Menggores. Disebut juga scorching. Sebabnya suhu yang terlalu tinggi sementara kecepatan drum roasting tidak terlalu cepat. Ini mudah dikenali. Karena pemanggangan yang tidak merata. Sebagai akibatnya menimbulkan bintik-bintik gelap dan garis-garis pada kopi. Rasa dalam cangkir akan berasap dan berminyak.
Memberi tip (tipping). Ini mirip dengan hangus. Disebabkan karena suhu terlalu tinggi. Biasanya terjadi selama fase second crack. Biji kopi terlihat seperti miliki bekas terbatas di ujung biji.

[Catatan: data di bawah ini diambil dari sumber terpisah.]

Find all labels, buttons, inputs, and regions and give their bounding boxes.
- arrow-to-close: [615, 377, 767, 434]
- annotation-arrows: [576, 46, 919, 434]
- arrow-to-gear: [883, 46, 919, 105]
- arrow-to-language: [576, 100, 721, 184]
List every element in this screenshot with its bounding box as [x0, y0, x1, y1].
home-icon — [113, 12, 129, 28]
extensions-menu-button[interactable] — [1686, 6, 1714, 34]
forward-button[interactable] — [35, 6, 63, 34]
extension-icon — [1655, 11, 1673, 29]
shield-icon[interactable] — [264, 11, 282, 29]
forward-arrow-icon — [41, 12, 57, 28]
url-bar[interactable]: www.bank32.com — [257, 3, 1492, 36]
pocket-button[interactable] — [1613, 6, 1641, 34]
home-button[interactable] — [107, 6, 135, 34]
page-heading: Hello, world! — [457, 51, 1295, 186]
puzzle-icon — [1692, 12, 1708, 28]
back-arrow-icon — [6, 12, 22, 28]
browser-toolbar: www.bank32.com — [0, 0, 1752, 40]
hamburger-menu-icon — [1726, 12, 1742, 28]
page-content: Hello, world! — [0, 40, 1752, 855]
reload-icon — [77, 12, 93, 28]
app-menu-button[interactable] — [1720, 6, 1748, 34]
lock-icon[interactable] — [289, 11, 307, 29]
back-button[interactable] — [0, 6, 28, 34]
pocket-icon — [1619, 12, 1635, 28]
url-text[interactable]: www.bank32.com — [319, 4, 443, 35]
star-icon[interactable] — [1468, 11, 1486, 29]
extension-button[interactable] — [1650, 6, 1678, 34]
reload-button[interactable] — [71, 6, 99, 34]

Terlalu gelap. Peteng. To dark, ada nb yang menyebut begitu. Penampilan fisik sangat rapuh, warnanya hitam mengkilap, aroma berasap, keasaman rendah dan rasa terbakar alias gosong.
Nah Kopi hitam pasti melewati tahapan ini. Sebab itu ada baiknya menjadi pintar dengan kopi. Tak ada ruginya kok. Ketimbang hanya mengenal satu jenis kopi: Kopi Hitam.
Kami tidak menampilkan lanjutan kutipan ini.